Avez-vous fait une captation pour un éventuel DVD ?
Chimène : C’est vrai que pour les fans ç’aurait été un joli souvenir. Mais pour nous, le souvenir est dans notre cœur, dans notre tête, ça restera un moment inoubliable et, vu les circonstance, nous avons pensé qu’il serait mieux, par pudeur, que ça ne soit pas enregistré.
Julie : Nous avons les images dans notre tête, ce sont des instants particuliers de notre vie, un moment unique que nous n’oublierons pas.

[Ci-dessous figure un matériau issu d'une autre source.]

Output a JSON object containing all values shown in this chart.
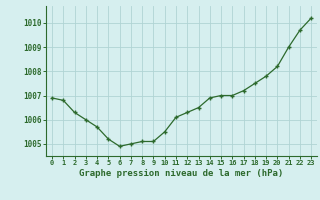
{
  "x": [
    0,
    1,
    2,
    3,
    4,
    5,
    6,
    7,
    8,
    9,
    10,
    11,
    12,
    13,
    14,
    15,
    16,
    17,
    18,
    19,
    20,
    21,
    22,
    23
  ],
  "y": [
    1006.9,
    1006.8,
    1006.3,
    1006.0,
    1005.7,
    1005.2,
    1004.9,
    1005.0,
    1005.1,
    1005.1,
    1005.5,
    1006.1,
    1006.3,
    1006.5,
    1006.9,
    1007.0,
    1007.0,
    1007.2,
    1007.5,
    1007.8,
    1008.2,
    1009.0,
    1009.7,
    1010.2
  ],
  "ylim": [
    1004.5,
    1010.7
  ],
  "yticks": [
    1005,
    1006,
    1007,
    1008,
    1009,
    1010
  ],
  "xticks": [
    0,
    1,
    2,
    3,
    4,
    5,
    6,
    7,
    8,
    9,
    10,
    11,
    12,
    13,
    14,
    15,
    16,
    17,
    18,
    19,
    20,
    21,
    22,
    23
  ],
  "line_color": "#2d6a2d",
  "marker": "+",
  "bg_color": "#d6efef",
  "grid_color": "#b0d4d4",
  "tick_color": "#2d6a2d",
  "xlabel": "Graphe pression niveau de la mer (hPa)",
  "xlabel_color": "#2d6a2d"
}
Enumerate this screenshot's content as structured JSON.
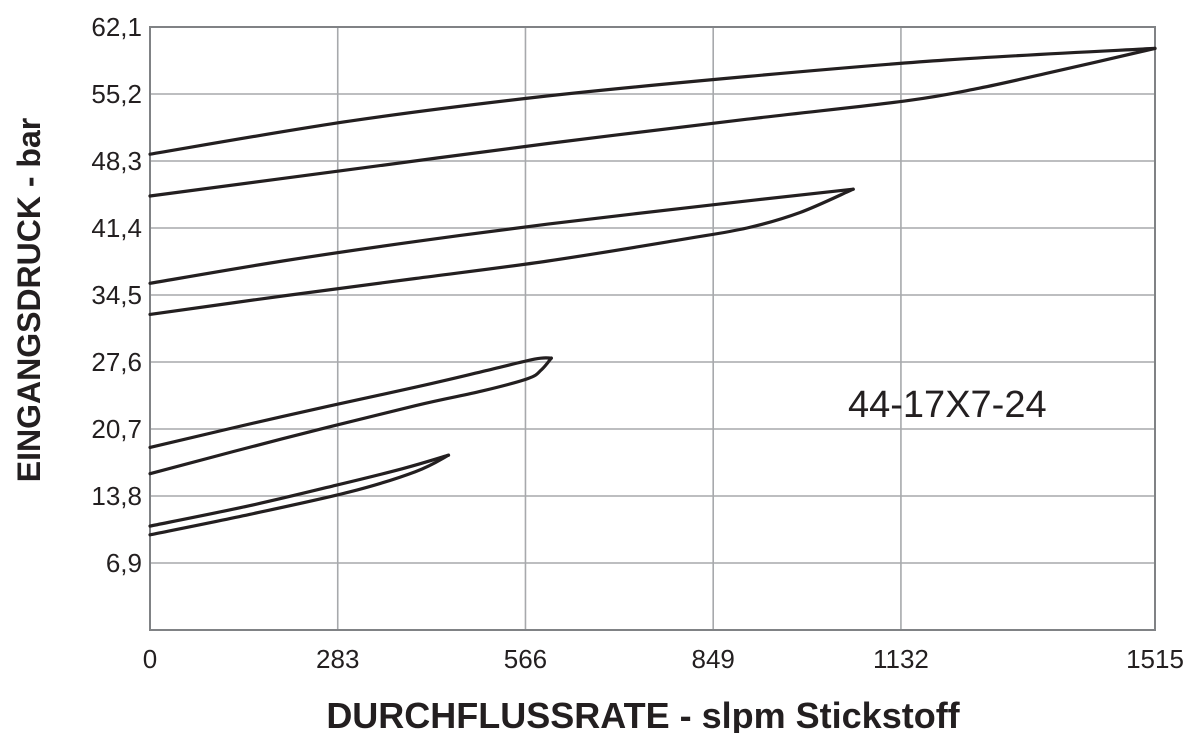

Cette tournée va-t-elle se prolonger ?
Chimène : Nous tournerons jusqu’au mois de mars 2019 et l’on est à la fois heureuses et surprise de ce succès.
Pourquoi ?
Julie : On ne pouvait imaginer un tel succès car les gens aujourd’hui sont très versatiles. Ils ne connaissent pas obligatoirement le disque et l’affiche où nous sommes toutes les deux parlent-elles vraiment au public ? Sait-il ce qu’il va venir voir ? Mais c’est vrai que le bouche à oreille fonctionne bien !
Je suppose que quelques chansons n’ont pas été enregistrées… Verra-t-on naître un second album ?
Julie : Vous savez, ça a été un moment de notre vie, un moment fort, inoubliable dont ce disque est le témoin. Mais on n’envisage pas de faire de ce projet un concept à répétition.
Chimène : Ça a été beau parce que fait dans l’instant, sur une envie, sur un instant de partage. C’est cela qu’il faut retenir et il n’est peut-être pas nécessaire de le reproduire.
Propos recueillis par Jacques Brachet
Photos Monique Scaletta
Prochaines dates dans la région : 27 octobre, Théâtre François Mitterrand à Lorgues – 12 janvier : Théâtre Toursky à Marseille – 9 mars : Le Galet à St Martin de Crau (Festival Voix de Femmes) – 10 mars : Théâtre Molière à Marignane.